Als ich ihn das letzte Mal gesehen haben, es war Ende Januar, da hatte Schalke Manager Andreas Müller die Sache schon hinter sich gelassen. Zum Auftakt der Rückrunde wurde die Sportpresse ins rund erneuerte Schalke-Museum geladen. Und Müller verdrückte sich lange in einen Tunnel mit Videoaufnahmen aus Schalker Tagen. Besonders intensiv, fast regungslos besah er sich den Film über die Eurofighter, seinen UEFA-Pokal-Sieg; – glühte sein Gesicht hinterher ein wenig?

Foto:ruhrbarone.de

Die Pressekonferenz verlief dann Durchhalteparolig, sterbenslangweilig.

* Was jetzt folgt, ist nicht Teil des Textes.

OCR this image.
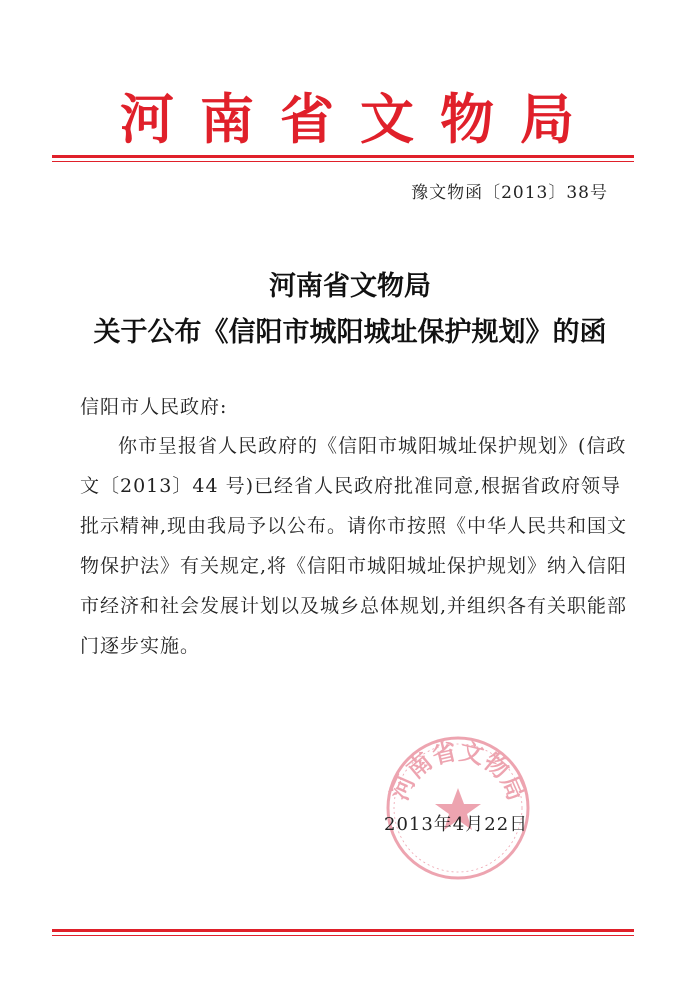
河南省文物局
豫文物函〔2013〕38号
河南省文物局
关于公布《信阳市城阳城址保护规划》的函
信阳市人民政府:
你市呈报省人民政府的《信阳市城阳城址保护规划》(信政
文〔2013〕44 号)已经省人民政府批准同意,根据省政府领导
批示精神,现由我局予以公布。请你市按照《中华人民共和国文
物保护法》有关规定,将《信阳市城阳城址保护规划》纳入信阳
市经济和社会发展计划以及城乡总体规划,并组织各有关职能部
门逐步实施。
河南省文物局
2013年4月22日
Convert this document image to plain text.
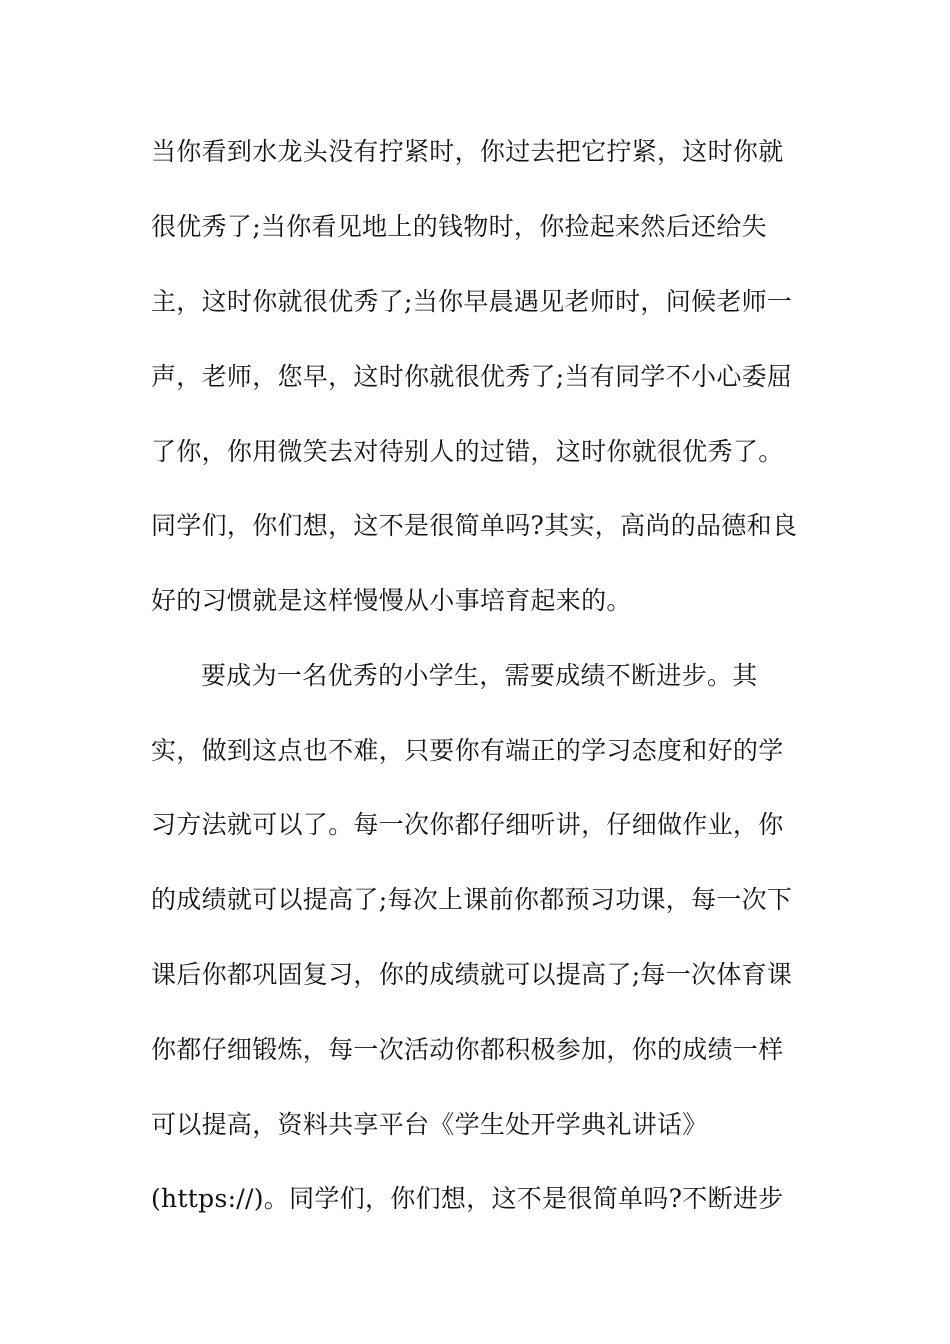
当你看到水龙头没有拧紧时，你过去把它拧紧，这时你就
很优秀了;当你看见地上的钱物时，你捡起来然后还给失
主，这时你就很优秀了;当你早晨遇见老师时，问候老师一
声，老师，您早，这时你就很优秀了;当有同学不小心委屈
了你，你用微笑去对待别人的过错，这时你就很优秀了。
同学们，你们想，这不是很简单吗?其实，高尚的品德和良
好的习惯就是这样慢慢从小事培育起来的。
要成为一名优秀的小学生，需要成绩不断进步。其
实，做到这点也不难，只要你有端正的学习态度和好的学
习方法就可以了。每一次你都仔细听讲，仔细做作业，你
的成绩就可以提高了;每次上课前你都预习功课，每一次下
课后你都巩固复习，你的成绩就可以提高了;每一次体育课
你都仔细锻炼，每一次活动你都积极参加，你的成绩一样
可以提高，资料共享平台《学生处开学典礼讲话》
(https://)。同学们，你们想，这不是很简单吗?不断进步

Trainer Fred Rutten, der im Amt bleiben darf, sagte ungefähr zwanzigmal "das ist normal". Müller, der heute beurlaubt wurde (klick, klack), nachdem er einen Rücktritt ablehnte, gab den bärbeißigen. Und das auch schon unter der Moderation eines Ersatzmannes: Weil in der Winterpause als erstes Opfer der höchst rätselhaften Schalke Krise (oder ist es eher ein Infekt, ein Virus?), der verdiente Traditions-Pressesprecher Gerd Voss beurlaubt wurde, musste Thomas Spiegel die Presserunde im Museum leiten. Seltsame Schalker Zeiten.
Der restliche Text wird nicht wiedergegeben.